Attorneys and other water war hangers-on in the half-filled courtroom were stunned that Lancaster would bring up such an audacious, expensive and largely moribund scheme. But tapping the Tennessee is an idea that has been around since at least 1988, when an Atlanta Regional Commission official broached the idea.
On the surface, the Tennessee seems an obvious choice to slake metro Atlanta’s insatiable thirst. Just a mile north of the state line, the river snakes from Knoxville, through Chattanooga, into Northern Alabama and Mississippi before returning to western Tennessee and joining the Ohio River in Kentucky.
The Tennessee Valley Authority, a federal corporation and the country’s largest public power company, manages the 652-mile-long river. At Chattanooga, the river flows at 34,300 cubic feet per second — roughly 20 times the amount that typically flows through the Chattahoochee River at Buford Dam.
Rivers don’t follow political boundaries, or state lines, and the sharing of far-off streams is common among cities, states and countries. The Colorado River, for example, courses through seven Western states and supports Los Angeles (242 miles away), Las Vegas and other towns.

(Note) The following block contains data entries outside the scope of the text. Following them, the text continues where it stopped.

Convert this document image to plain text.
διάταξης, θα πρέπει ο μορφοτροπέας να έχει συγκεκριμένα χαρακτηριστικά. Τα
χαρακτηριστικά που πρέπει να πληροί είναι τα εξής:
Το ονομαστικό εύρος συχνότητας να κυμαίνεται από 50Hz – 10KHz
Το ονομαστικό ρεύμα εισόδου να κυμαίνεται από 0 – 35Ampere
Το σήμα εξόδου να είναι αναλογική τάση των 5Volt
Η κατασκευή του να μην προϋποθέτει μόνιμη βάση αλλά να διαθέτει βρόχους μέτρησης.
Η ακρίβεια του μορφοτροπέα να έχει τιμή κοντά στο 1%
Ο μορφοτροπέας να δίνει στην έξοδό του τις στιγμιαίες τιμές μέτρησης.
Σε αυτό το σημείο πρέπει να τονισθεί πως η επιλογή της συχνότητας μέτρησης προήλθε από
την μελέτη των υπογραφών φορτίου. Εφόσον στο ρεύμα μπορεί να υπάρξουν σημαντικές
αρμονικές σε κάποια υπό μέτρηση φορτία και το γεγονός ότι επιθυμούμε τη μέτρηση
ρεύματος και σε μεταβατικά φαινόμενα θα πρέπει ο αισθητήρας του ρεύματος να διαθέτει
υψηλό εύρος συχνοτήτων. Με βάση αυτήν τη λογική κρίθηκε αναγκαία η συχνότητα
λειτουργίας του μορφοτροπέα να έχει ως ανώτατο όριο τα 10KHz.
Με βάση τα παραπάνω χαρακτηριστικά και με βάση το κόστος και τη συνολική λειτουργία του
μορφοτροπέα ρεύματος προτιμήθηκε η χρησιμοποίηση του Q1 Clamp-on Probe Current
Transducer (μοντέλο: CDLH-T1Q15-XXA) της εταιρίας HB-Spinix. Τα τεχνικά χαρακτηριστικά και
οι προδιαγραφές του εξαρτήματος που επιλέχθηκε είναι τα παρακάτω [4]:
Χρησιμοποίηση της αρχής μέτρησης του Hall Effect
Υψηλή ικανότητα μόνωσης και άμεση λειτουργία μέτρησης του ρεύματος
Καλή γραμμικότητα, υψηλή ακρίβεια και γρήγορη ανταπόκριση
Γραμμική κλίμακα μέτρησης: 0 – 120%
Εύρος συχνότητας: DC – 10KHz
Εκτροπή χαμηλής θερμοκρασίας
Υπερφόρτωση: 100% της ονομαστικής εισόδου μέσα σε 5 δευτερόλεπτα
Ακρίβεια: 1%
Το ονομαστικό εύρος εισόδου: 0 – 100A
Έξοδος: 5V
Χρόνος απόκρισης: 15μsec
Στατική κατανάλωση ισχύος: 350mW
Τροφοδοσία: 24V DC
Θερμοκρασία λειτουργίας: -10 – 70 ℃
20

A handful of municipalities in North Georgia, including Dalton, buy Tennessee River water. In February 2008, Georgia Sen. David Shafer, R-Duluth, introduced legislation to move Georgia’s northwest boundary a mile north to capture a portion of the Tennessee River. Tennessee legislators roundly opposed the measure and any wholesale transfer of water to Georgia.
Georgia officials have toyed with the notion of subsidizing a high-speed rail line between Chattanooga and Hartsfield-Jackson International Airport in exchange for Tennessee River water.

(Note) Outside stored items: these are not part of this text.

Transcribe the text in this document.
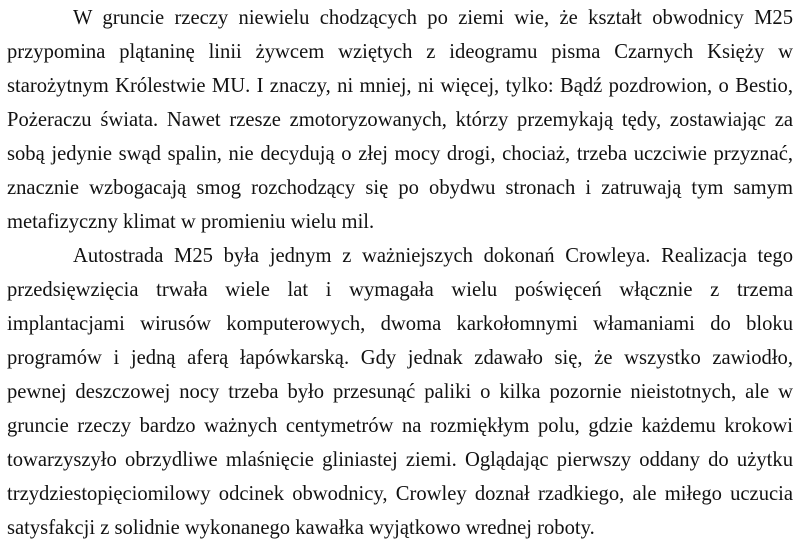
W gruncie rzeczy niewielu chodzących po ziemi wie, że kształt obwodnicy M25
przypomina plątaninę linii żywcem wziętych z ideogramu pisma Czarnych Księży w
starożytnym Królestwie MU. I znaczy, ni mniej, ni więcej, tylko: Bądź pozdrowion, o Bestio,
Pożeraczu świata. Nawet rzesze zmotoryzowanych, którzy przemykają tędy, zostawiając za
sobą jedynie swąd spalin, nie decydują o złej mocy drogi, chociaż, trzeba uczciwie przyznać,
znacznie wzbogacają smog rozchodzący się po obydwu stronach i zatruwają tym samym
metafizyczny klimat w promieniu wielu mil.
Autostrada M25 była jednym z ważniejszych dokonań Crowleya. Realizacja tego
przedsięwzięcia trwała wiele lat i wymagała wielu poświęceń włącznie z trzema
implantacjami wirusów komputerowych, dwoma karkołomnymi włamaniami do bloku
programów i jedną aferą łapówkarską. Gdy jednak zdawało się, że wszystko zawiodło,
pewnej deszczowej nocy trzeba było przesunąć paliki o kilka pozornie nieistotnych, ale w
gruncie rzeczy bardzo ważnych centymetrów na rozmiękłym polu, gdzie każdemu krokowi
towarzyszyło obrzydliwe mlaśnięcie gliniastej ziemi. Oglądając pierwszy oddany do użytku
trzydziestopięciomilowy odcinek obwodnicy, Crowley doznał rzadkiego, ale miłego uczucia
satysfakcji z solidnie wykonanego kawałka wyjątkowo wrednej roboty.
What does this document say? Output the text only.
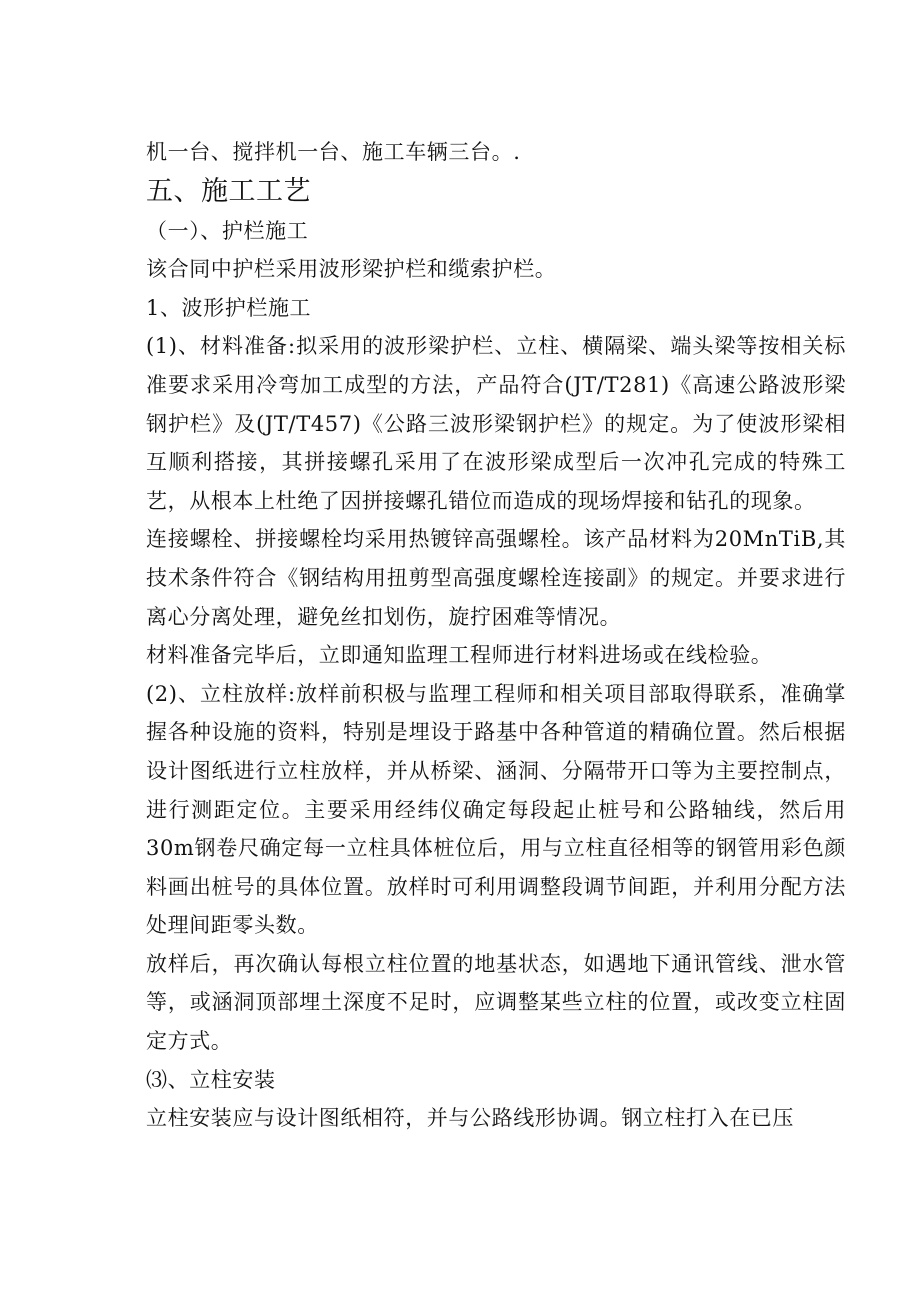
机一台、搅拌机一台、施工车辆三台。.

五、施工工艺

（一）、护栏施工

该合同中护栏采用波形梁护栏和缆索护栏。

1、波形护栏施工

(1)、材料准备:拟采用的波形梁护栏、立柱、横隔梁、端头梁等按相关标准要求采用冷弯加工成型的方法，产品符合(JT/T281)《高速公路波形梁钢护栏》及(JT/T457)《公路三波形梁钢护栏》的规定。为了使波形梁相互顺利搭接，其拼接螺孔采用了在波形梁成型后一次冲孔完成的特殊工艺，从根本上杜绝了因拼接螺孔错位而造成的现场焊接和钻孔的现象。

连接螺栓、拼接螺栓均采用热镀锌高强螺栓。该产品材料为20MnTiB,其技术条件符合《钢结构用扭剪型高强度螺栓连接副》的规定。并要求进行离心分离处理，避免丝扣划伤，旋拧困难等情况。

材料准备完毕后，立即通知监理工程师进行材料进场或在线检验。

(2)、立柱放样:放样前积极与监理工程师和相关项目部取得联系，准确掌握各种设施的资料，特别是埋设于路基中各种管道的精确位置。然后根据设计图纸进行立柱放样，并从桥梁、涵洞、分隔带开口等为主要控制点，进行测距定位。主要采用经纬仪确定每段起止桩号和公路轴线，然后用30m钢卷尺确定每一立柱具体桩位后，用与立柱直径相等的钢管用彩色颜料画出桩号的具体位置。放样时可利用调整段调节间距，并利用分配方法处理间距零头数。

放样后，再次确认每根立柱位置的地基状态，如遇地下通讯管线、泄水管等，或涵洞顶部埋土深度不足时，应调整某些立柱的位置，或改变立柱固定方式。

⑶、立柱安装

立柱安装应与设计图纸相符，并与公路线形协调。钢立柱打入在已压
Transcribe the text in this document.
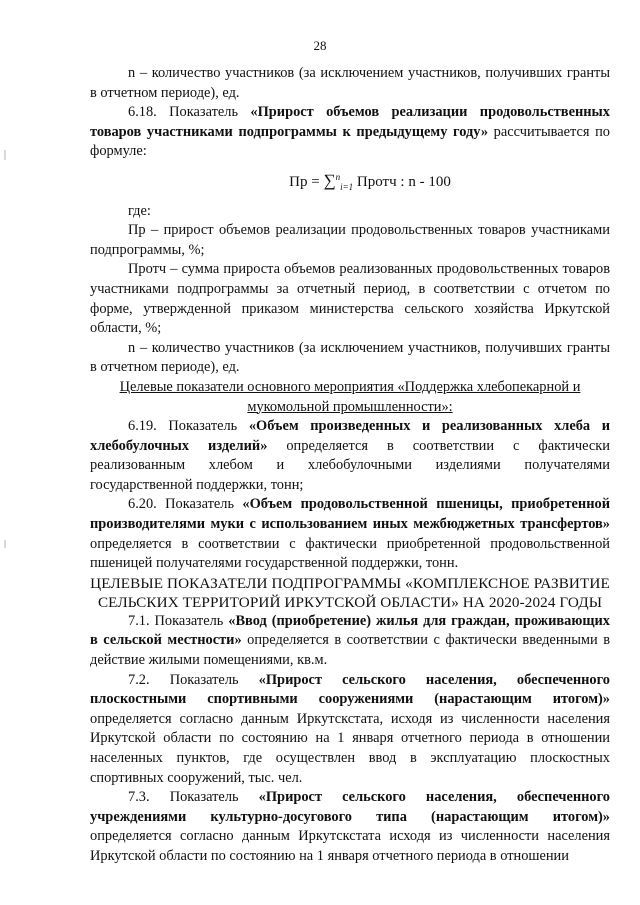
28

n – количество участников (за исключением участников, получивших гранты в отчетном периоде), ед.

6.18. Показатель «Прирост объемов реализации продовольственных товаров участниками подпрограммы к предыдущему году» рассчитывается по формуле:

Пр = ∑$^n_{i=1}$ Протч : n - 100

где:

Пр – прирост объемов реализации продовольственных товаров участниками подпрограммы, %;

Протч – сумма прироста объемов реализованных продовольственных товаров участниками подпрограммы за отчетный период, в соответствии с отчетом по форме, утвержденной приказом министерства сельского хозяйства Иркутской области, %;

n – количество участников (за исключением участников, получивших гранты в отчетном периоде), ед.

Целевые показатели основного мероприятия «Поддержка хлебопекарной и мукомольной промышленности»:

6.19. Показатель «Объем произведенных и реализованных хлеба и хлебобулочных изделий» определяется в соответствии с фактически реализованным хлебом и хлебобулочными изделиями получателями государственной поддержки, тонн;

6.20. Показатель «Объем продовольственной пшеницы, приобретенной производителями муки с использованием иных межбюджетных трансфертов» определяется в соответствии с фактически приобретенной продовольственной пшеницей получателями государственной поддержки, тонн.

ЦЕЛЕВЫЕ ПОКАЗАТЕЛИ ПОДПРОГРАММЫ «КОМПЛЕКСНОЕ РАЗВИТИЕ СЕЛЬСКИХ ТЕРРИТОРИЙ ИРКУТСКОЙ ОБЛАСТИ» НА 2020-2024 ГОДЫ

7.1. Показатель «Ввод (приобретение) жилья для граждан, проживающих в сельской местности» определяется в соответствии с фактически введенными в действие жилыми помещениями, кв.м.

7.2. Показатель «Прирост сельского населения, обеспеченного плоскостными спортивными сооружениями (нарастающим итогом)» определяется согласно данным Иркутскстата, исходя из численности населения Иркутской области по состоянию на 1 января отчетного периода в отношении населенных пунктов, где осуществлен ввод в эксплуатацию плоскостных спортивных сооружений, тыс. чел.

7.3. Показатель «Прирост сельского населения, обеспеченного учреждениями культурно-досугового типа (нарастающим итогом)» определяется согласно данным Иркутскстата исходя из численности населения Иркутской области по состоянию на 1 января отчетного периода в отношении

Joining the Tennessee and Chattahoochee rivers, via pipes, could cost upward of $5 billion under one scenario. Transferring water from one river basin to another also raises the ire of environmentalists who say fish, plants and other aquatic life would be endangered.
“We are most shocked and disappointed that the special master would recommend an interbasin transfer from outside the ACF as a solution,” said Chris Manganiello, the water policy director for the Chattahoochee Riverkeeper. “Such a scheme will only drag more neighboring states into this already protracted battle.”

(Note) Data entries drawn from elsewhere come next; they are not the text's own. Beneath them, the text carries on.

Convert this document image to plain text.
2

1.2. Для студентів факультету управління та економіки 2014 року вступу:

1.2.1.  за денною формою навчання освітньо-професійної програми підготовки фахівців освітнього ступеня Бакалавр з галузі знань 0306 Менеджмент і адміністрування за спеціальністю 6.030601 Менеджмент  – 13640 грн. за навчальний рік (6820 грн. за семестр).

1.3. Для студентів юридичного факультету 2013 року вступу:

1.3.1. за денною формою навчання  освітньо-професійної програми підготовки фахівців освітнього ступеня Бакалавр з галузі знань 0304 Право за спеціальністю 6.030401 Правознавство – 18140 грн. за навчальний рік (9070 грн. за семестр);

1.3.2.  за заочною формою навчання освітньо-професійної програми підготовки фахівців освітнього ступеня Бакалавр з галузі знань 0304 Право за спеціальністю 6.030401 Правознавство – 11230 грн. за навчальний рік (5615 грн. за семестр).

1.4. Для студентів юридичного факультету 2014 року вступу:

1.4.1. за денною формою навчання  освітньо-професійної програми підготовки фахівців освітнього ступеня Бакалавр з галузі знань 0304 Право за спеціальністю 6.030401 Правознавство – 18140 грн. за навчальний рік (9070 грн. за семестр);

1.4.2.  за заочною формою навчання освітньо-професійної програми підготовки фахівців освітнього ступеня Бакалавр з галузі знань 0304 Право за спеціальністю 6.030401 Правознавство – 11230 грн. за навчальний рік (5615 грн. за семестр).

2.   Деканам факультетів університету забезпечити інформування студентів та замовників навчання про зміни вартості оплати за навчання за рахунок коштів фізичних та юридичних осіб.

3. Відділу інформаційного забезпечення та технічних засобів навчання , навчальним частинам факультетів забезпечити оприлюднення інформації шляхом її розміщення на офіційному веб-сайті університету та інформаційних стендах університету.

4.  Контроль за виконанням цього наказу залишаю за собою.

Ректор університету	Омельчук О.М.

Gov. Nathan Deal declined to comment. Shafer, now a key member of the state Senate’s leadership as its president pro tem, couldn’t be reached for comment.
Ryan Rowberry, a Georgia State University professor who worked on a previous Georgia v. Florida water battle, said the time might be ripe for a water-for-train swap. Time, though, is drawing nigh.
"This is a last-ditch effort to get the parties to try and come up with a sensible agreement so the master doesn't need to penalize both groups," Rowberry said.